As I mentioned earlier, I eventually transitioned from a locum to a “permanent” physician after a couple years on the road. As was the case with most places I had worked, there was a position available to a willing and competent physician. After a few months as a locum at this hospital, having had the opportunity to “try before you buy”, I signed a contract to return full time. I started the job and started a family and all was well. The position offered a fair amount of time off and of course I used some of this vacation time to work locums elsewhere a week at a time. I used the extra money I earned to pay down a mortgage and start my first taxable investing fund.
Locums in Mid Career
After a few years, all was not so well. I used quotation marks around the word “permanent” earlier because the hospital went bankrupt and the permanence of the position vanished into the ether. Did I panic? No. I went back to what I knew well, locum tenens work.

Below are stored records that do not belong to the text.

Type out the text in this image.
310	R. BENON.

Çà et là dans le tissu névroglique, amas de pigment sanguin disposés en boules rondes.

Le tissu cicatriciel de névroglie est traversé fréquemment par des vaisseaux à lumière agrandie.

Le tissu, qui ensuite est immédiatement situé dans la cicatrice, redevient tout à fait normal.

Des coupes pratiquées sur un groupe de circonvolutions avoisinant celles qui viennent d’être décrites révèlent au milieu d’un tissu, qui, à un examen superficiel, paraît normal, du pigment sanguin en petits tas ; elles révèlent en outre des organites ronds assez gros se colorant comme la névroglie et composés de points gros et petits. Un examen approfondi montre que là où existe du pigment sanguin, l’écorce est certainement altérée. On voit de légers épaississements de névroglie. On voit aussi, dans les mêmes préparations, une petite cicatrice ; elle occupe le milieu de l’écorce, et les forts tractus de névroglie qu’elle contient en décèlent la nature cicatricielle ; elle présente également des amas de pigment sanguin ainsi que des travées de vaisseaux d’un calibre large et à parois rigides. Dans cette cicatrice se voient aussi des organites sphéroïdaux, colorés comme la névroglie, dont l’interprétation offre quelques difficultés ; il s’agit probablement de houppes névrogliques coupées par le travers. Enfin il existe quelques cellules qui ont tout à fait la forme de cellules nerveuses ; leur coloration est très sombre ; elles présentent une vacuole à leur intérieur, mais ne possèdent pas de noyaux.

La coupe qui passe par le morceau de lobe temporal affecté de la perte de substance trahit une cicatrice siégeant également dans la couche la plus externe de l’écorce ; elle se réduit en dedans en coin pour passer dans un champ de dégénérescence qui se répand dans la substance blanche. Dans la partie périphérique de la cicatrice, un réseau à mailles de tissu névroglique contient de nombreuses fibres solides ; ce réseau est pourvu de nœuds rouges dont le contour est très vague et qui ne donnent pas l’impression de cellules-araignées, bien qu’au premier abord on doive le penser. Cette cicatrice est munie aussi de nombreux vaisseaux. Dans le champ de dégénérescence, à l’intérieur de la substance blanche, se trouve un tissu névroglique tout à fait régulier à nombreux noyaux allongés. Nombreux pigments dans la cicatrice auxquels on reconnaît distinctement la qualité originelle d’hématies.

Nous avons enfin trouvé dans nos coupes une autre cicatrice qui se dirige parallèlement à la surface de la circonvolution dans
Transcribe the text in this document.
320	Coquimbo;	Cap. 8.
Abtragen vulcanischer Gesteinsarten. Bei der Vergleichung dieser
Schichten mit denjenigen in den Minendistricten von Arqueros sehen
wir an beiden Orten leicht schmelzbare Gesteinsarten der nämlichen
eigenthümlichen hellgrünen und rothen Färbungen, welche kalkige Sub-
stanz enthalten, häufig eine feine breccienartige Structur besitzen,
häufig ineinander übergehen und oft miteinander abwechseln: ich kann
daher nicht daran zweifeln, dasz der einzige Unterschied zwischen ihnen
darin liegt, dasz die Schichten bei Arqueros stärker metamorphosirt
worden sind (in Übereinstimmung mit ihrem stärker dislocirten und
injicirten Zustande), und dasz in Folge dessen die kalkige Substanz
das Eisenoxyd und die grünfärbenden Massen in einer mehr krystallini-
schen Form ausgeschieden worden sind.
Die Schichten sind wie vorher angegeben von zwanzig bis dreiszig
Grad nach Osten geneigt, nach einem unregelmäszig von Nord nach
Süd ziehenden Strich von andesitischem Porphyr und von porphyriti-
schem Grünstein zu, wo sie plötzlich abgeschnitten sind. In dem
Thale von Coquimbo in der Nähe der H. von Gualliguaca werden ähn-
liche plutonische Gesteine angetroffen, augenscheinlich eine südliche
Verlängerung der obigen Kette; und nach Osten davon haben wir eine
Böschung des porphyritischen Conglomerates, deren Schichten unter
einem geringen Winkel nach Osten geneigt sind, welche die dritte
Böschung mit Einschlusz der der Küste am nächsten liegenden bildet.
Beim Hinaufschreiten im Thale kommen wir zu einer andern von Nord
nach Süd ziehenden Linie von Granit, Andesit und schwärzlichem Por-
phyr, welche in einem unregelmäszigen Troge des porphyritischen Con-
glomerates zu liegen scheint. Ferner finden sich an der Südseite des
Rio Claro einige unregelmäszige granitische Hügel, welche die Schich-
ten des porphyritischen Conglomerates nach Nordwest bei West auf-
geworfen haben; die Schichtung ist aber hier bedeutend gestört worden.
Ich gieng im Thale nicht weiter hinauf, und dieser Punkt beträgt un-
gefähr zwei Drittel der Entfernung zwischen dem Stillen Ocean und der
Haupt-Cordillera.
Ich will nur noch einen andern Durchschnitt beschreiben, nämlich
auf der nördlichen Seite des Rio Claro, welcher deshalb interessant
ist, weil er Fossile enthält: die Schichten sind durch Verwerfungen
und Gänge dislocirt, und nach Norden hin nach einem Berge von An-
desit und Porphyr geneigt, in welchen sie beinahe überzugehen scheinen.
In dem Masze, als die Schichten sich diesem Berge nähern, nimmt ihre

I was able to spend a couple weeks at a hospital down the road as a working interview. Prior to those two weeks, we were seriously considering that job. Two weeks was enough time for me to realize that it wasn’t the best fit for me. I spent a couple more months at another hospital further down the road to keep a steady paycheck coming in. But locums was no longer personally rewarding. I had a wife and two very little boys back home and I was gone 24 days a month.
After another semi-permanent job (during which I did more locums), I settled into my current and presumably final permanent full-time position. How did I find this job? I worked as a locum here seven years earlier, and they happened to remember me in a favorable way.
My current contract doesn’t allow for locums work without an extensive approval process, and I’m OK with that. When I was younger, the experience and money were what I needed professionally and financially. Today, I’d rather spend my time off at home with my family, or typing words onto a screen for you all to read.
Locums At Career End
One last time that locum tenens can be a great option is at the tail end of one’s career. Taking your skills and experience on the road might be an ideal way to spend your last few years as a physician. You can work as little or as much as you like, and be picky when choosing your destinations. Consider working in places you might want to retire to find out what life is like there. Work in places you might otherwise never visit. Alaska is lovely in the summertime. I hear good things about Australia and New Zealand, and yes, there is locums work there. Have stethoscope, will travel.